Quantum Metamorphosis: Topology in Multiscale systems

Multiscale synergy---the interplay of a system's distinct characteristic length, time, and energy scales---is becoming a common thread across many contemporary branches of science. Ranging from moir\'{e} and super-moir\'{e} materials and cold atoms to nested photonic networks, multiscale synergy produces behaviors not obtainable at any single scale alone. Yet a general framework that programs cross-scale interplay to steer spectra, transport, and topology has been missing. Here, we elevate multiscale synergy from a byproduct to a general design rule for emergent phenomena. Specifically, we introduce a scale-programmable framework for hierarchically nested lattices that can host quantum metamorphosis (\emph{\textbf{Q}u\textbf{M}orph)}---a continuous evolution between system-dependent features governed by a dimensionless tunable parameter $\alpha$. To exemplify, we show a nested lattice in which as \(\alpha\) changes, the spectrum metamorphoses from integer-quantum-Hall–like to anomalous-quantum-Hall–like, passing through a cocoon regime with proliferating mini-gaps.

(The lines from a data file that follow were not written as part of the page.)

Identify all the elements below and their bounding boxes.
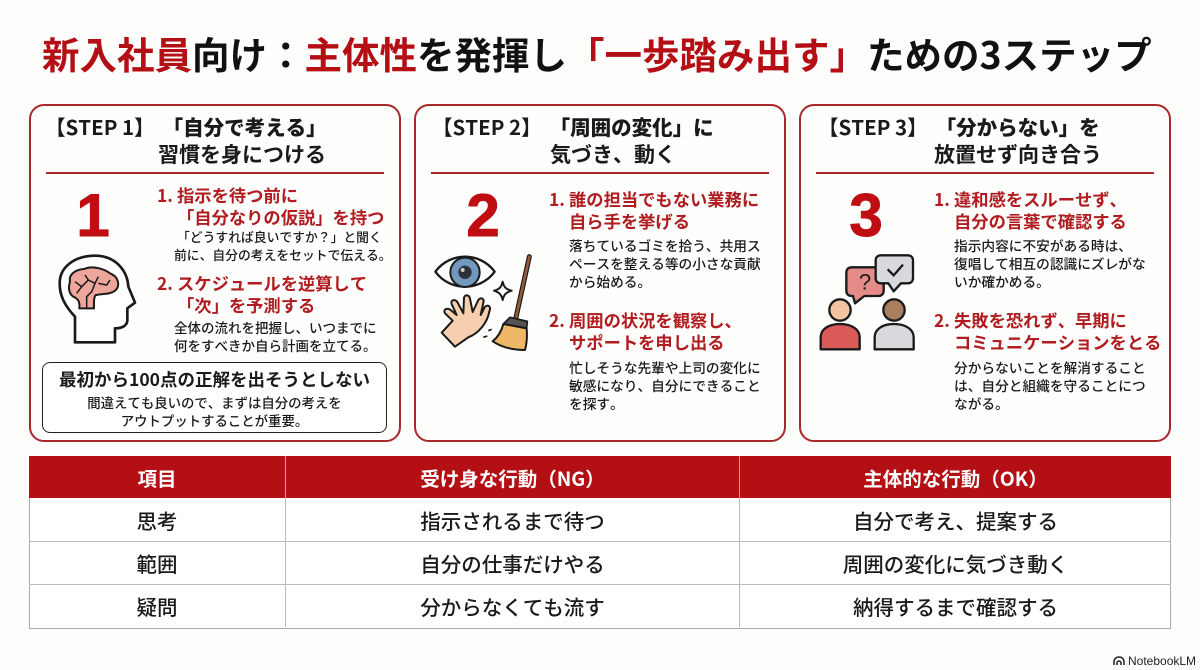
subpoint 2	[157, 270, 367, 317]
subpoint 2: サポートを申し出る	[569, 328, 725, 354]
icon: two people with speech bubbles: ?	[859, 269, 871, 294]
icon: two people with speech bubbles	[820, 254, 915, 350]
step number 1: 1	[76, 182, 110, 249]
subpoint 2 text: 敏感になり、自分にできること	[569, 375, 761, 395]
subpoint 2 text: は、自分と組織を守ることにつ	[954, 375, 1146, 395]
panel: step 1	[29, 104, 401, 442]
subpoint 1: 自分の言葉で確認する	[954, 208, 1127, 232]
subpoint 1 text: いか確かめる。	[954, 271, 1050, 291]
subpoint 1 text: から始める。	[569, 271, 651, 291]
subpoint 1 text: 指示内容に不安がある時は、	[954, 235, 1132, 255]
subpoint 1	[157, 182, 384, 229]
row: questions: 納得するまで確認する	[853, 591, 1058, 621]
subpoint 2 text: ながる。	[954, 393, 1009, 413]
subpoint 2 text: 何をすべきか自ら計画を立てる。	[174, 335, 376, 355]
panel: step 2	[414, 104, 786, 442]
subpoint 2	[934, 307, 1161, 354]
comparison table	[29, 456, 1171, 629]
subpoint 2: 失敗を恐れず、早期に	[954, 307, 1127, 332]
subpoint 1: 誰の担当でもない業務に	[569, 186, 759, 211]
icon: brain head	[58, 254, 136, 344]
heading: step 1	[45, 111, 327, 169]
heading: step 3	[818, 111, 1102, 169]
step number 2: 2	[466, 182, 500, 249]
panel: step 3	[799, 104, 1171, 442]
subpoint 2 text: 全体の流れを把握し、いつまでに	[174, 317, 376, 337]
callout: 最初から100点の正解を出そうとしない	[59, 367, 370, 392]
row: scope: 周囲の変化に気づき動く	[843, 548, 1068, 578]
subpoint 1 text	[569, 235, 761, 291]
callout	[42, 362, 387, 433]
row: scope: 範囲	[136, 548, 178, 578]
callout: アウトプットすることが重要。	[121, 410, 308, 430]
watermark: NotebookLM: NotebookLM	[1128, 654, 1196, 668]
table header: 項目	[137, 462, 176, 492]
row: thinking: 自分で考え、提案する	[853, 504, 1058, 534]
subpoint 2	[549, 307, 742, 354]
subpoint 1: 1.	[157, 182, 173, 207]
subpoint 2: 2.	[934, 307, 950, 332]
subpoint 1: 指示を待つ前に	[177, 182, 298, 207]
subpoint 2: スケジュールを逆算して	[177, 270, 367, 295]
subpoint 2 text: 分からないことを解消すること	[954, 357, 1146, 377]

This multiscale mixing yields multiple novel phenomena, including hybrid edge–bulk states, scale-aware topology, topologically embedded flat bands, and isolated edge bands. We propose a feasible photonic implementation using commercially available coupled-resonator arrays, outline spatial–spectral signatures to map QuMorph, as well as exploring applications for multi-timescale nonlinear optics. Our work establishes a programmable avenue for engineering multi-scale emergent phenomena.